Здесь сразу возникает сложная пара понятий: «явление» и «вещь в себе». Это фундаментальное понятийное соотношение мы также не будем сейчас разъяснять; нам лишь нужно уяснить для ориентации, что «измененный метод», согласно которому здесь определяется априорное познание, должен подтвердить эту вторую часть метафизики, то есть возможность познания того «безусловного». И в чем же состоит эта возможность? В том, что на место теоретического познания ставится практическое. «Теперь нам остается еще, после того как спекулятивному разуму отказано во всяком продвижении в этой области сверхчувственного, попытаться, не найдутся ли в его практическом познании данные для определения того трансцендентного понятия разума о безусловном, и таким образом, согласно желанию метафизики, выйти за пределы всякого возможного опыта с нашим априорным познанием, возможным, однако, лишь в практическом отношении» (стр. 31, строка 4). Таким образом, мы получаем здесь ясную ориентацию, что в качестве второй части метафизики должна выступить этика.

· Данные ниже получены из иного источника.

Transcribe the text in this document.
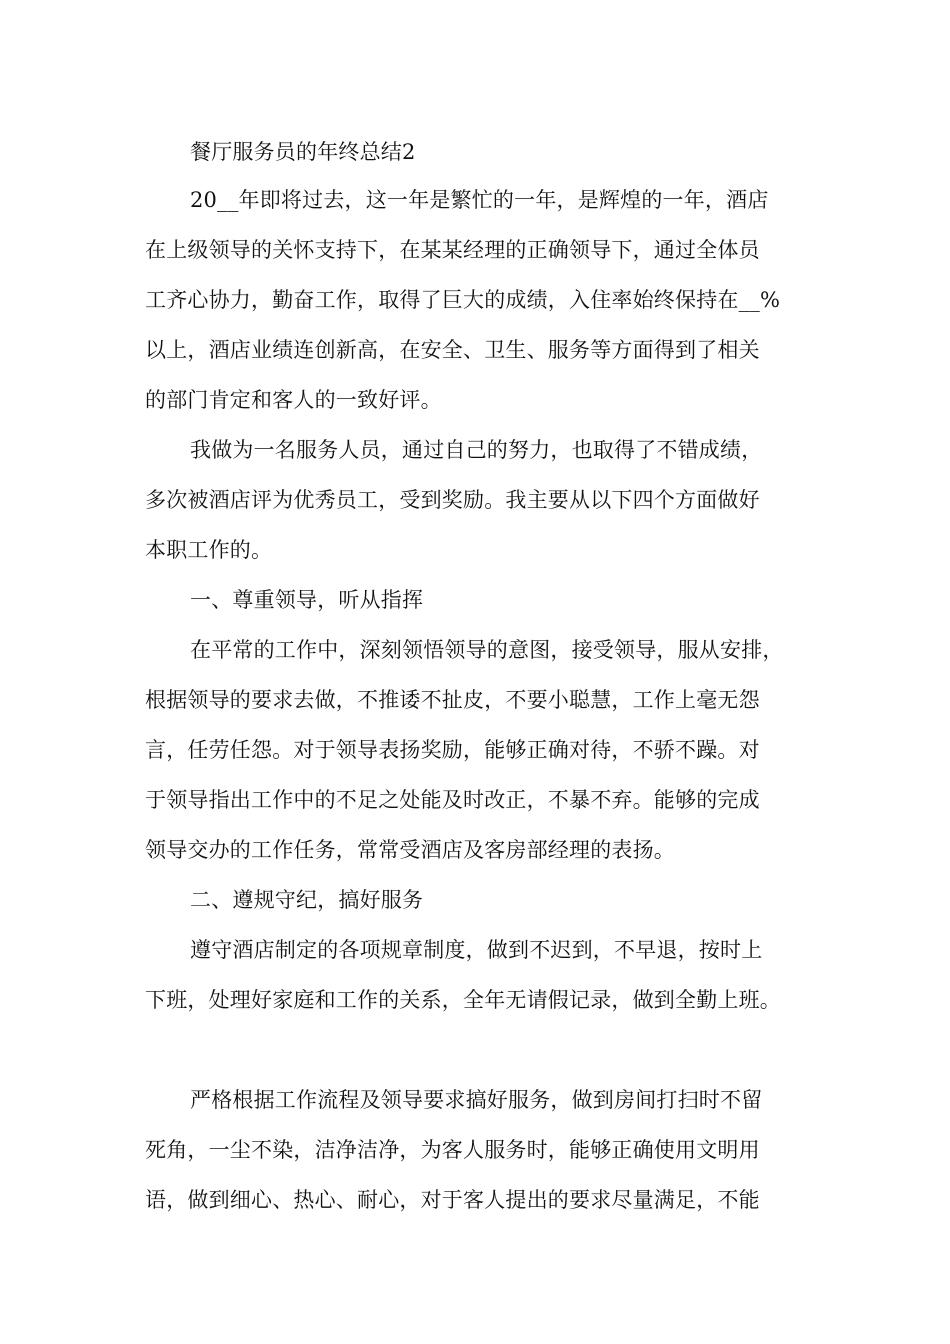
餐厅服务员的年终总结2
20__年即将过去，这一年是繁忙的一年，是辉煌的一年，酒店
在上级领导的关怀支持下，在某某经理的正确领导下，通过全体员
工齐心协力，勤奋工作，取得了巨大的成绩，入住率始终保持在__%
以上，酒店业绩连创新高，在安全、卫生、服务等方面得到了相关
的部门肯定和客人的一致好评。
我做为一名服务人员，通过自己的努力，也取得了不错成绩，
多次被酒店评为优秀员工，受到奖励。我主要从以下四个方面做好
本职工作的。
一、尊重领导，听从指挥
在平常的工作中，深刻领悟领导的意图，接受领导，服从安排，
根据领导的要求去做，不推诿不扯皮，不要小聪慧，工作上毫无怨
言，任劳任怨。对于领导表扬奖励，能够正确对待，不骄不躁。对
于领导指出工作中的不足之处能及时改正，不暴不弃。能够的完成
领导交办的工作任务，常常受酒店及客房部经理的表扬。
二、遵规守纪，搞好服务
遵守酒店制定的各项规章制度，做到不迟到，不早退，按时上
下班，处理好家庭和工作的关系，全年无请假记录，做到全勤上班。
严格根据工作流程及领导要求搞好服务，做到房间打扫时不留
死角，一尘不染，洁净洁净，为客人服务时，能够正确使用文明用
语，做到细心、热心、耐心，对于客人提出的要求尽量满足，不能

И теперь мы можем также предварительно познакомиться с теми сложными систематическими понятиями, поскольку это позволяет методология первой части метафизики. То, что здесь выступает как «вещь в себе», соответствует объекту, который представляется данным и существующим без нашего вмешательства, без «поворота»; на его месте там окажется «явление». Но поскольку для проблем этики явления непригодны, так как в них речь идет не об объектах природы в конечном смысле, то необходимо ухватить иное понятие вещи в себе, если познание как этика, в отличие от познания опыта, вообще должно стать возможным. Этой другой проблемой познания занимается вся вторая часть данного предисловия, и она неоднократно обозначается как «эксперимент контропроверки», что различение первой части между «явлением» и «вещью в себе» теперь столь успешно подтверждается. Однако необходимо заметить, что эта вторая часть отнюдь не предлагает дополнения или обоснования для первой части: вещь в себе здесь не приносит никакого подтверждения или удостоверения, скажем, для опыта как науки, для реализации природы; но лишь и исключительно для другого вида познания, а именно для «практического применения чистого разума (морального)» (стр. 33, строка 36).

Правда, здесь встречается утверждение, что «было бы нелепо», «чтобы явление было без того, что является» (стр. 34 и далее). Однако это в равной мере относится и к человеку как объекту души и свободы, и к Богу, поскольку он имеет к миру некое каузальное отношение. И потому даже из этого, вовсе не эзотерического, утверждения не возникает сомнения, что контропроверка служит второй части метафизики только как этика. Можно было бы еще подумать, что эта польза останется «лишь негативной»; однако «расширение», которым метафизика обычно гордится, есть скорее «сужение» (стр. 33, строка 25); возможность же этики, напротив, есть важная позитивная польза, которая не ослабляется тем, что для нее должен быть проведен различие между «познанием» и «мышлением» (стр. 35, строка 35). «Таким образом, учение о нравственности сохраняет свое место, и учение о природе – тоже свое» (стр. 36, строка 23). Расширение есть, таким образом, на деле «практическое расширение чистого разума» (стр. 37, строка 4).

В этой связи стоит утверждение: «Мне пришлось ограничить знание, чтобы освободить место вере». Устраненное знание касается «вещей в себе» познания опыта; вера же – практического, морального познания, которое как раз не является математически-естественнонаучным познанием опыта и потому также не может быть познанием Бога и души как субстанций с их свойствами. Эта вера есть «разумная вера», как ее определяет и разъясняет «Методология» (стр. 677—685).